Take Asenath; and Joseph too is betrayed by his brethren, brought down to the prison-house and brought up out of it to be the Saviour of Egypt (the world); and then he must have a Gentile bride, while his brethren are strangers to him.

Take Zipporah (the "bird"-the heavenly bride); and again Moses is away from and rejected by his brethren when he finds her by the well-a Gentile too-and marries her.

Are such things, so fit in themselves, so fitting to their place in the history, mere casual happenings, which we may use, if we will, for illustration, but must not seriously press as having any design from God? Surely if design may be recognized anywhere without a label, we may recognize it here.

Now it is not contradictory to all this, and cannot be, to find that Old Testament saints looked for a city which has foundations; or even to believe, as I have long done, that this city and the New Jerusalem, the Bride of the Lamb in Revelation, are the same thing. Once let us realize that the "city," however identified in some sense with its inhabitants, is yet in fact the habitation and not the inhabitants, and the difficulty begins to clear. The Bride-City may contain more than the Bride, as even the writer whose views I am referring to allows.

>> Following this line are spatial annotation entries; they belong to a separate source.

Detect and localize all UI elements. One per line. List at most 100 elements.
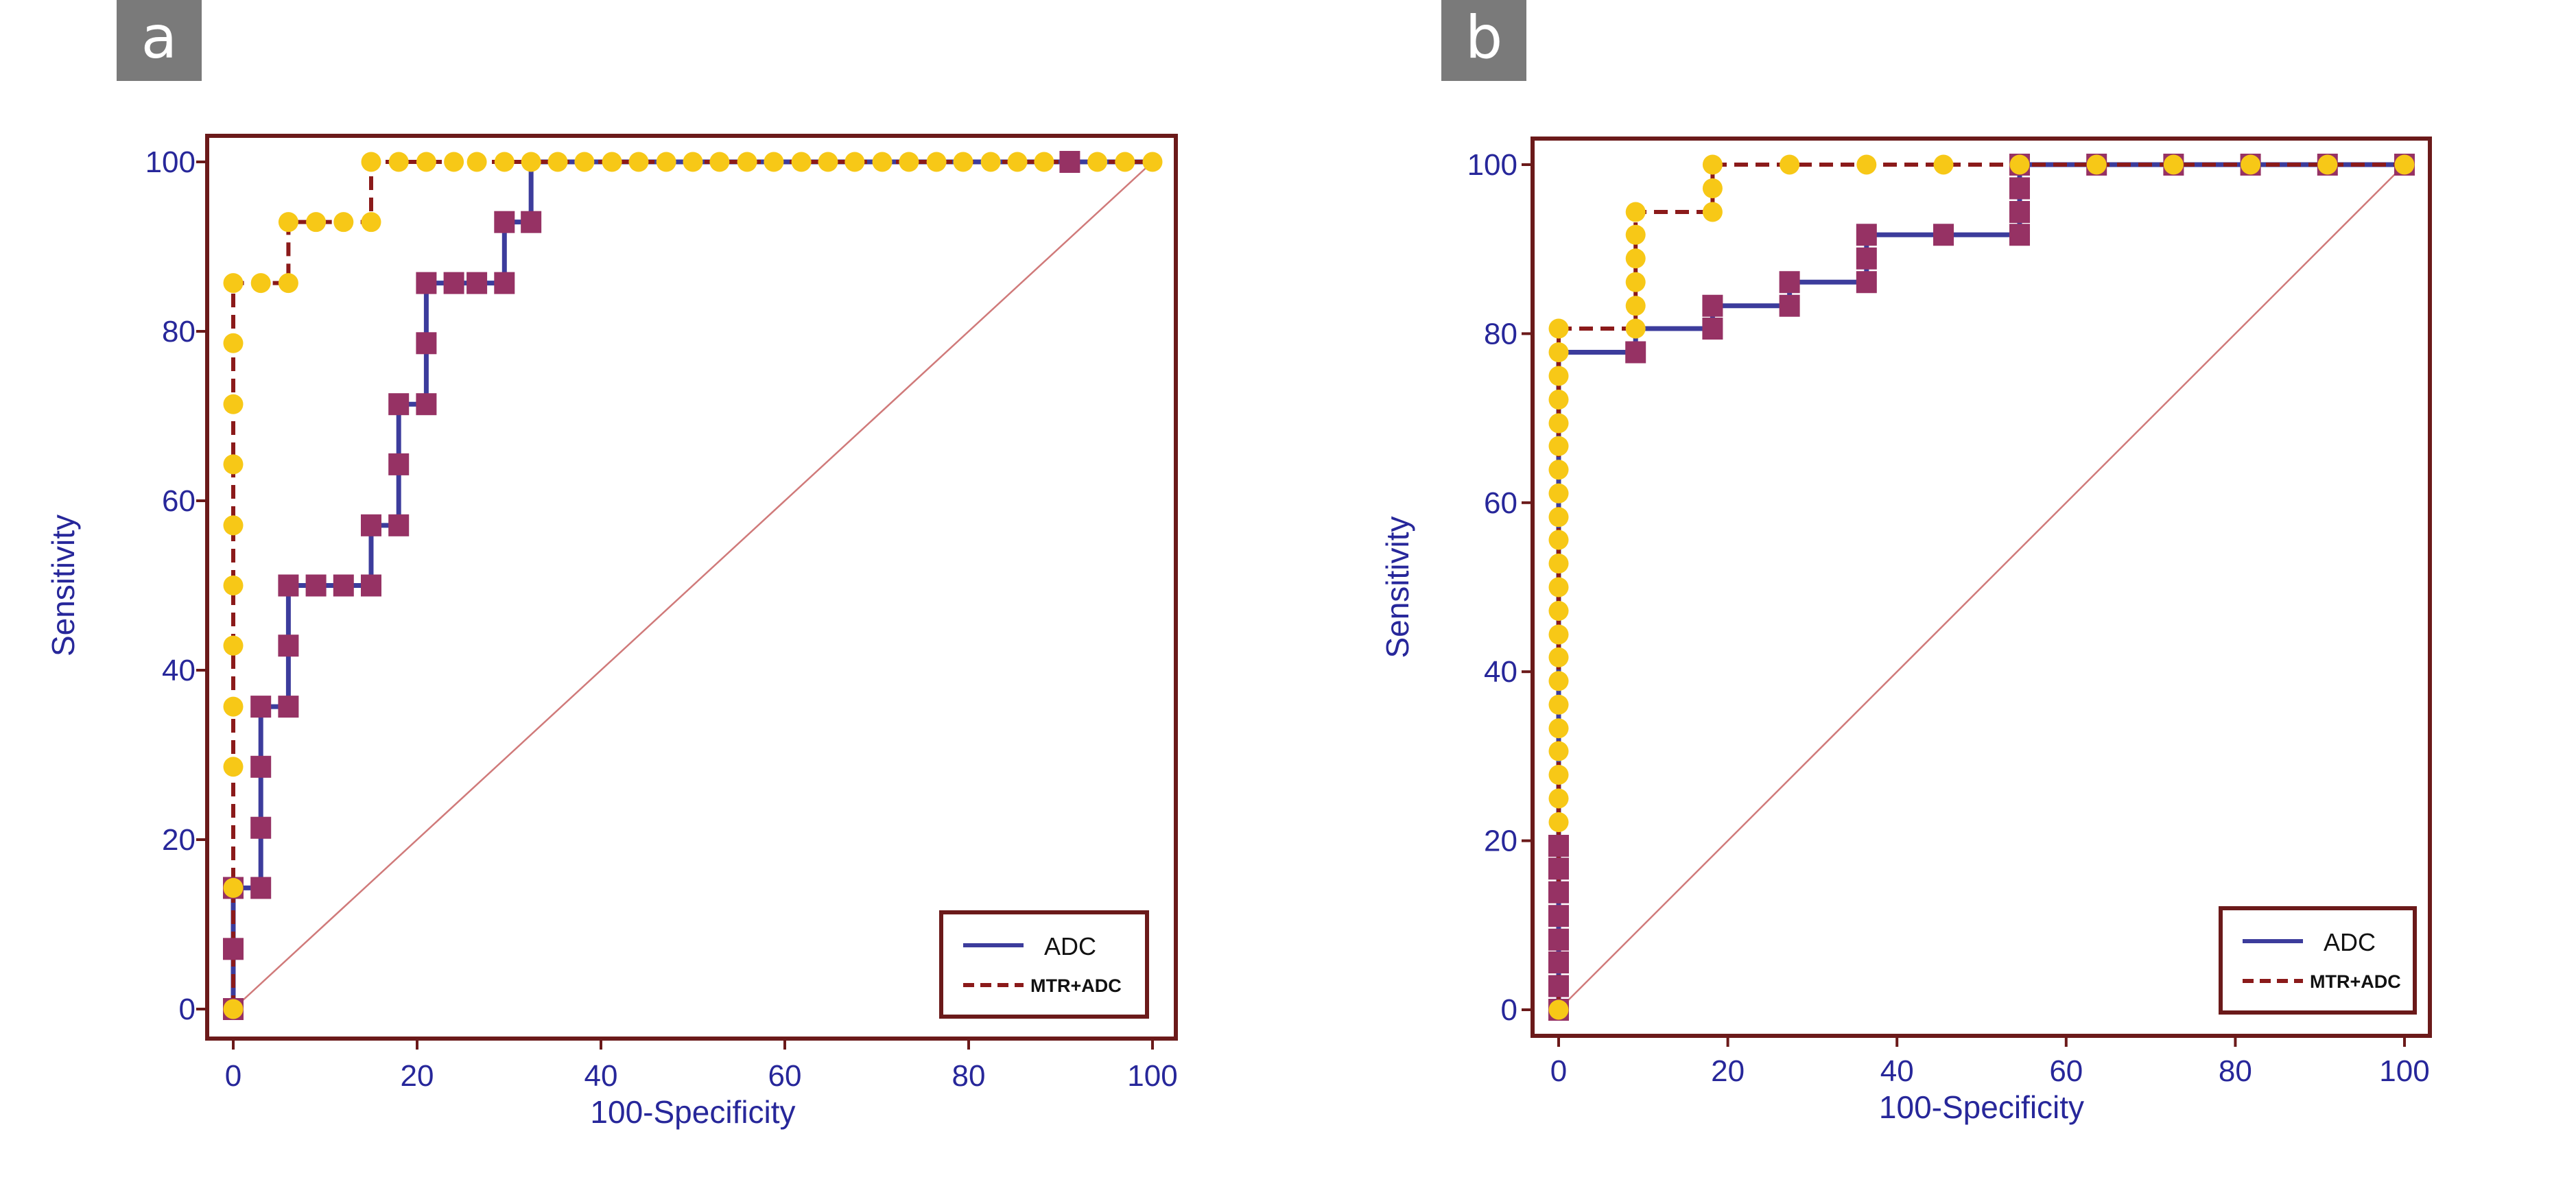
mtr-adc-marker [223, 273, 244, 294]
mtr-adc-marker [1548, 999, 1569, 1020]
adc-marker [416, 393, 437, 416]
mtr-adc-marker [223, 877, 244, 898]
mtr-adc-marker [926, 152, 947, 172]
mtr-adc-marker [1625, 202, 1646, 222]
y-axis-ticks: 0 20 40 60 80 100 [1467, 148, 1533, 1027]
adc-marker [388, 514, 410, 536]
y-tick-label: 40 [162, 654, 196, 687]
mtr-adc-marker [466, 152, 487, 172]
adc-marker [466, 272, 488, 294]
mtr-adc-marker [818, 152, 838, 172]
panel-a: a 0 20 40 60 80 100 0 20 40 60 80 100 100-Specificity… [45, 0, 1178, 1130]
mtr-adc-marker [1702, 202, 1723, 222]
legend-adc-label: ADC [2324, 928, 2376, 956]
adc-marker [250, 696, 272, 718]
legend-box [939, 910, 1149, 1019]
mtr-adc-marker [2009, 154, 2030, 175]
mtr-adc-marker [223, 454, 244, 475]
panel-b: b 0 20 40 60 80 100 0 20 40 60 80 100 100-Specificity… [1380, 0, 2432, 1125]
plot-frame [1531, 137, 2432, 1038]
mtr-adc-marker [1548, 741, 1569, 761]
adc-marker [2009, 224, 2030, 246]
legend-mtr-adc-label: MTR+ADC [1030, 975, 1122, 996]
mtr-adc-marker [2394, 154, 2415, 175]
mtr-adc-marker [223, 696, 244, 717]
adc-marker [250, 877, 272, 899]
adc-marker [361, 574, 381, 597]
mtr-adc-marker [791, 152, 812, 172]
adc-marker [1933, 224, 1954, 246]
mtr-adc-marker [628, 152, 649, 172]
mtr-adc-marker [1548, 600, 1569, 621]
x-tick-label: 40 [584, 1059, 618, 1093]
mtr-adc-markers [1548, 154, 2415, 1020]
mtr-adc-marker [1625, 318, 1646, 339]
mtr-adc-marker [223, 333, 244, 353]
adc-marker [494, 272, 515, 294]
mtr-adc-marker [223, 515, 244, 536]
adc-marker [1548, 951, 1569, 974]
y-tick-label: 100 [1467, 148, 1517, 182]
x-tick-label: 80 [952, 1059, 986, 1093]
legend: ADC MTR+ADC [939, 910, 1149, 1019]
y-tick-label: 60 [1484, 486, 1517, 520]
adc-marker [1856, 224, 1877, 246]
mtr-adc-marker [1625, 248, 1646, 269]
plot-frame [205, 134, 1178, 1041]
mtr-adc-marker [1548, 671, 1569, 691]
mtr-adc-marker [1548, 342, 1569, 363]
mtr-adc-marker [1548, 694, 1569, 715]
adc-marker [305, 574, 327, 597]
mtr-adc-marker [1548, 436, 1569, 456]
reference-diagonal [233, 161, 1153, 1010]
adc-marker [333, 574, 354, 597]
mtr-adc-marker [333, 212, 354, 233]
mtr-adc-marker [602, 152, 622, 172]
mtr-adc-marker [306, 212, 327, 233]
mtr-adc-marker [1933, 154, 1954, 175]
x-tick-label: 80 [2219, 1054, 2252, 1088]
mtr-adc-marker [1548, 647, 1569, 667]
mtr-adc-marker [1548, 577, 1569, 597]
mtr-adc-marker [494, 152, 515, 172]
mtr-adc-marker [2241, 154, 2261, 175]
adc-marker [1702, 318, 1723, 340]
mtr-adc-marker [223, 394, 244, 414]
mtr-adc-marker [764, 152, 784, 172]
adc-marker [1548, 928, 1569, 951]
mtr-adc-marker [1548, 624, 1569, 645]
mtr-adc-marker [1548, 530, 1569, 550]
panel-label: a [141, 3, 178, 72]
mtr-adc-marker [1548, 718, 1569, 739]
legend-mtr-adc-label: MTR+ADC [2310, 971, 2401, 992]
adc-marker [278, 635, 299, 657]
adc-marker [250, 755, 272, 778]
mtr-adc-marker [1548, 460, 1569, 480]
adc-marker [1548, 905, 1569, 927]
x-tick-label: 0 [225, 1059, 241, 1093]
mtr-adc-marker [683, 152, 703, 172]
y-tick-label: 0 [179, 993, 196, 1026]
panel-label-box [1441, 0, 1526, 81]
adc-marker [1779, 294, 1800, 317]
mtr-adc-marker [1856, 154, 1877, 175]
mtr-adc-marker [1142, 152, 1163, 172]
mtr-adc-marker [980, 152, 1001, 172]
adc-marker [1059, 151, 1080, 173]
mtr-adc-marker [1548, 812, 1569, 832]
mtr-adc-marker [1548, 554, 1569, 574]
x-tick-label: 0 [1550, 1054, 1567, 1088]
mtr-adc-marker [223, 757, 244, 777]
y-tick-label: 0 [1501, 993, 1517, 1027]
adc-marker [1548, 881, 1569, 903]
adc-marker [278, 574, 299, 597]
adc-marker [416, 272, 437, 294]
adc-marker [388, 393, 410, 416]
mtr-adc-marker [223, 576, 244, 595]
y-tick-label: 20 [1484, 825, 1517, 858]
mtr-adc-marker [1702, 178, 1723, 198]
mtr-adc-marker [2317, 154, 2338, 175]
mtr-adc-marker [1548, 366, 1569, 386]
adc-marker [494, 211, 515, 233]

The throne of God and of the Lamb are in it; and the twelfth of Hebrews distinctly shows us "the city of the living God, the heavenly Jerusalem," apart from both "the church of the first-born ones,"and "the spirits of just men made perfect."* * In the tract to which I have been referring the names of the twelve tribes on the gates of the city and those of the twelve apostles on the foundations are taken alike to show the Israelitish character of the city itself, and the "portion " of the twelve as judging the twelve tribes of Israel (Matt. 19:28) shows these to be " separated off from the Church," the body of Christ. He even declares that " the Lamb is the special title of the Lord Jesus in relation to Israel, and the elect of Israel"! No wonder that it should be also discovered that "the Gospels are the conclusion of the Old Testament history, and not the commencement of Church teaching; except, of course,"-and how important the exception!-"so far as Christ crucified is the foundation of all blessing."*

"God has prepared for them a city" does not in this case imply necessarily what it is quoted for; and we may adapt the writer’s own words otherwise than he would allow. "This holy Jerusalem may contain"-the saints of the Old Testament; "but it is not necessary on this account that we should identify them."

Turning from all this now, how blessed to think of this Bridegroom character of the Lord Jesus! It should be plain that it expresses His personal joy of love, in a way that the " Head of the Body " cannot, because it expresses a very different thing. A whole book of the Old Testament has been given to the expression of this relation of the Lord Jesus,-no doubt, in the first place to Israel; but capable of application all through to the higher and heavenly. Perhaps we have not a New Testament book of this character, for the same reason that we have not a New Testament psalm-book. It would rather belittle than truly represent it; if it were not, at least, to be a book too large for human handling. Christian psalmody finds in all else that has been written its material of praise. Its "song of songs" must also transcend utterance. And perhaps must be learned otherwise than any book of this kind could avail for.

Thus it is, after all, that one can say so little of what the Lord’s Bridegroom character means. We see that all the nearest, sweetest human relationships are taken up to image forth these more wondrous spiritual ones. And Bridegroom and Bride, always remaining in the first freshness of the sabbatic morning of their beginning, speak of a mutual abiding for one another, which is the revelation of a sufficing love, such as we are surely learning by the way as we go to meet Him, but which in the first moment of His presence will manifest itself as it had not been before.

In the moment of her presentation to Isaac, Rebekah took a veil and covered herself. We can but do so in the anticipation of that time.